В их маленькой, но колоритной группе Темных сил Арды было как минимум два эльфа, в прошлом весьма близко общавшихся с гномами. Проблема состояла только в том, что оба они являлись еще и феанорингами, и Финрод весьма сомневался, что история с Аркенстоном, огромным алмазом, прекрасным, как Сильмарилл, прошла мимо их ушей. Если уж сам новый Властелин Зла, услышав это, задумался, о сходстве ли тут идет речь — ведь Маэдрос некогда уронил Камень в разлом земной тверди, откуда его, по идее, могли потом извлечь, — то феаноринги с их нездоровой реакцией на отцовские Камни тем более бы задумались.
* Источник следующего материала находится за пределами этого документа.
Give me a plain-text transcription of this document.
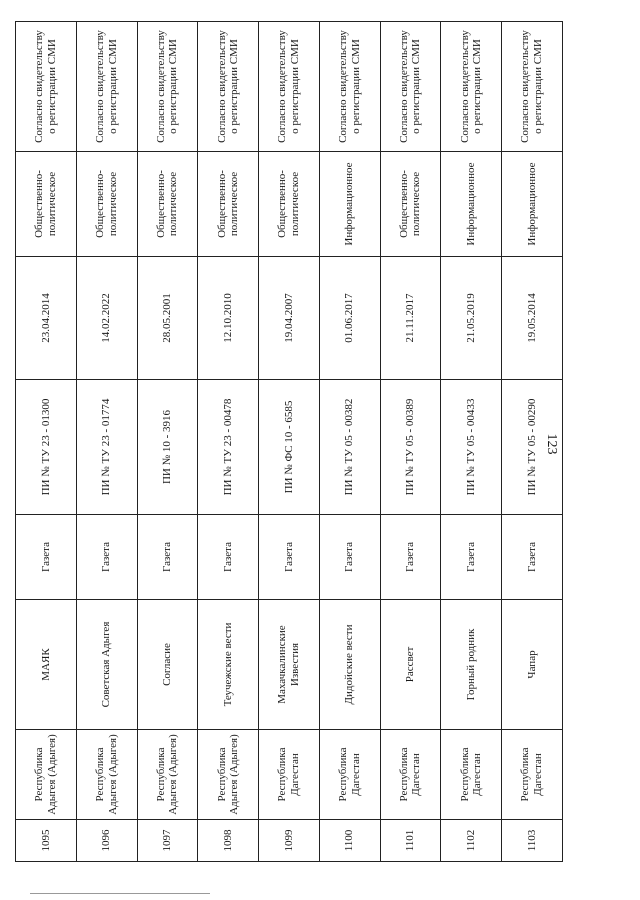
123
1095	Республика Адыгея (Адыгея)	МАЯК	Газета	ПИ № ТУ 23 - 01300	23.04.2014	Общественно-политическое	Согласно свидетельству о регистрации СМИ
1096	Республика Адыгея (Адыгея)	Советская Адыгея	Газета	ПИ № ТУ 23 - 01774	14.02.2022	Общественно-политическое	Согласно свидетельству о регистрации СМИ
1097	Республика Адыгея (Адыгея)	Согласие	Газета	ПИ № 10 - 3916	28.05.2001	Общественно-политическое	Согласно свидетельству о регистрации СМИ
1098	Республика Адыгея (Адыгея)	Теучежские вести	Газета	ПИ № ТУ 23 - 00478	12.10.2010	Общественно-политическое	Согласно свидетельству о регистрации СМИ
1099	Республика Дагестан	Махачкалинские Известия	Газета	ПИ № ФС 10 - 6585	19.04.2007	Общественно-политическое	Согласно свидетельству о регистрации СМИ
1100	Республика Дагестан	Дидойские вести	Газета	ПИ № ТУ 05 - 00382	01.06.2017	Информационное	Согласно свидетельству о регистрации СМИ
1101	Республика Дагестан	Рассвет	Газета	ПИ № ТУ 05 - 00389	21.11.2017	Общественно-политическое	Согласно свидетельству о регистрации СМИ
1102	Республика Дагестан	Горный родник	Газета	ПИ № ТУ 05 - 00433	21.05.2019	Информационное	Согласно свидетельству о регистрации СМИ
1103	Республика Дагестан	Чапар	Газета	ПИ № ТУ 05 - 00290	19.05.2014	Информационное	Согласно свидетельству о регистрации СМИ
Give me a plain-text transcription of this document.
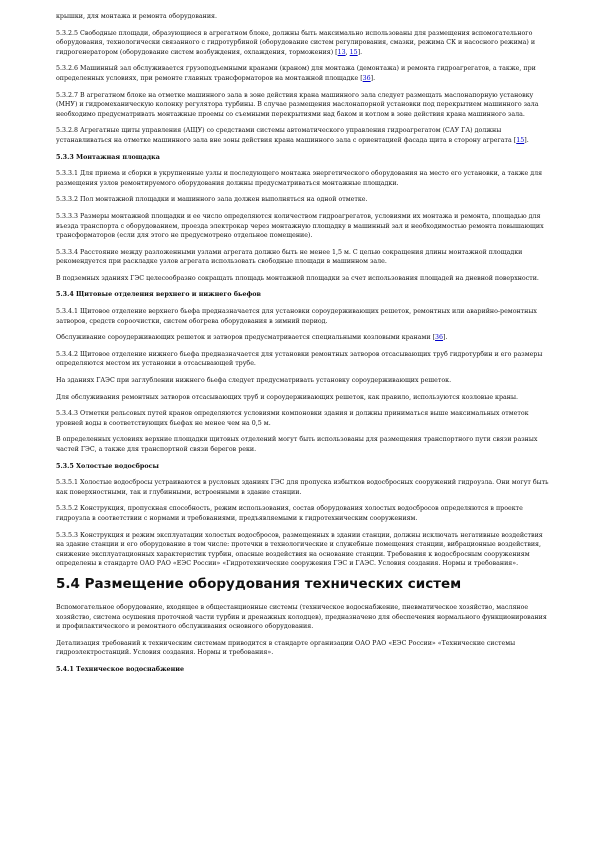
крышки, для монтажа и ремонта оборудования.

5.3.2.5 Свободные площади, образующиеся в агрегатном блоке, должны быть максимально использованы для размещения вспомогательного оборудования, технологически связанного с гидротурбиной (оборудование систем регулирования, смазки, режима СК и насосного режима) и гидрогенератором (оборудование систем возбуждения, охлаждения, торможения) [13, 15].

5.3.2.6 Машинный зал обслуживается грузоподъемными кранами (краном) для монтажа (демонтажа) и ремонта гидроагрегатов, а также, при определенных условиях, при ремонте главных трансформаторов на монтажной площадке [36].

5.3.2.7 В агрегатном блоке на отметке машинного зала в зоне действия крана машинного зала следует размещать маслонапорную установку (МНУ) и гидромеханическую колонку регулятора турбины. В случае размещения маслонапорной установки под перекрытием машинного зала необходимо предусматривать монтажные проемы со съемными перекрытиями над баком и котлом в зоне действия крана машинного зала.

5.3.2.8 Агрегатные щиты управления (АЩУ) со средствами системы автоматического управления гидроагрегатом (САУ ГА) должны устанавливаться на отметке машинного зала вне зоны действия крана машинного зала с ориентацией фасада щита в сторону агрегата [15].

5.3.3 Монтажная площадка

5.3.3.1 Для приема и сборки в укрупненные узлы и последующего монтажа энергетического оборудования на место его установки, а также для размещения узлов ремонтируемого оборудования должны предусматриваться монтажные площадки.

5.3.3.2 Пол монтажной площадки и машинного зала должен выполняться на одной отметке.

5.3.3.3 Размеры монтажной площадки и ее число определяются количеством гидроагрегатов, условиями их монтажа и ремонта, площадью для въезда транспорта с оборудованием, проезда электрокар через монтажную площадку в машинный зал и необходимостью ремонта повышающих трансформаторов (если для этого не предусмотрено отдельное помещение).

5.3.3.4 Расстояние между разложенными узлами агрегата должно быть не менее 1,5 м. С целью сокращения длины монтажной площадки рекомендуется при раскладке узлов агрегата использовать свободные площади в машинном зале.

В подземных зданиях ГЭС целесообразно сокращать площадь монтажной площадки за счет использования площадей на дневной поверхности.

5.3.4 Щитовые отделения верхнего и нижнего бьефов

5.3.4.1 Щитовое отделение верхнего бьефа предназначается для установки сороудерживающих решеток, ремонтных или аварийно-ремонтных затворов, средств сороочистки, систем обогрева оборудования в зимний период.

Обслуживание сороудерживающих решеток и затворов предусматривается специальными козловыми кранами [36].

5.3.4.2 Щитовое отделение нижнего бьефа предназначается для установки ремонтных затворов отсасывающих труб гидротурбин и его размеры определяются местом их установки в отсасывающей трубе.

На зданиях ГАЭС при заглублении нижнего бьефа следует предусматривать установку сороудерживающих решеток.

Для обслуживания ремонтных затворов отсасывающих труб и сороудерживающих решеток, как правило, используются козловые краны.

5.3.4.3 Отметки рельсовых путей кранов определяются условиями компоновки здания и должны приниматься выше максимальных отметок уровней воды в соответствующих бьефах не менее чем на 0,5 м.

В определенных условиях верхние площадки щитовых отделений могут быть использованы для размещения транспортного пути связи разных частей ГЭС, а также для транспортной связи берегов реки.

5.3.5 Холостые водосбросы

5.3.5.1 Холостые водосбросы устраиваются в русловых зданиях ГЭС для пропуска избытков водосбросных сооружений гидроузла. Они могут быть как поверхностными, так и глубинными, встроенными в здание станции.

5.3.5.2 Конструкция, пропускная способность, режим использования, состав оборудования холостых водосбросов определяются в проекте гидроузла в соответствии с нормами и требованиями, предъявляемыми к гидротехническим сооружениям.

5.3.5.3 Конструкция и режим эксплуатации холостых водосбросов, размещенных в здании станции, должны исключать негативные воздействия на здание станции и его оборудование в том числе: протечки в технологические и служебные помещения станции, вибрационные воздействия, снижение эксплуатационных характеристик турбин, опасные воздействия на основание станции. Требования к водосбросным сооружениям определены в стандарте ОАО РАО «ЕЭС России» «Гидротехнические сооружения ГЭС и ГАЭС. Условия создания. Нормы и требования».

5.4 Размещение оборудования технических систем

Вспомогательное оборудование, входящее в общестанционные системы (техническое водоснабжение, пневматическое хозяйство, масляное хозяйство, система осушения проточной части турбин и дренажных колодцев), предназначено для обеспечения нормального функционирования и профилактического и ремонтного обслуживания основного оборудования.

Детализация требований к техническим системам приводится в стандарте организации ОАО РАО «ЕЭС России» «Технические системы гидроэлектростанций. Условия создания. Нормы и требования».

5.4.1 Техническое водоснабжение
Финрод явственно представил, как этот конфликт плавно перетекает в очередную войну, поскольку единственный способ проверить, не Сильмарилл ли этот гномий Аркенстон, состоял в том, чтобы потревожить покой Торина Дубощита, вскрыв его гробницу. Финроду очень хотелось бы верить, что двоюродные братья теперь думают головой, а не тем, чем придется, но события Первой Эпохи делали толстый намек на обратное.
«Ладно, — решил мордорский Властелин. — Я сначала узнаю, зачем это гномы пожаловали».
В том, что дело у них было срочным и важным, Финрод даже не сомневался, но, узнав его суть, все же опешил.
— Но почему вы приехали с этим… ко мне? — с удивлением спросил он седобородого гнома.
Посланники Эребора заговорили все разом, и от звука восьми зычных голосов, подсказывающих Двалину правильные ответы, эльф чуть не поморщился. Что же касается самого благородного потомка Дурина, то он был спокоен, как скала, из которой Ауле когда-то сотворил его праотца. Если златоволосый эльф, сидящий на Мордорском троне, увешанном золотыми же побрякушками с харадской символикой (их делегация только ушла, и дары не успели унести) его как-то смущал, то внешне это не проявлялось.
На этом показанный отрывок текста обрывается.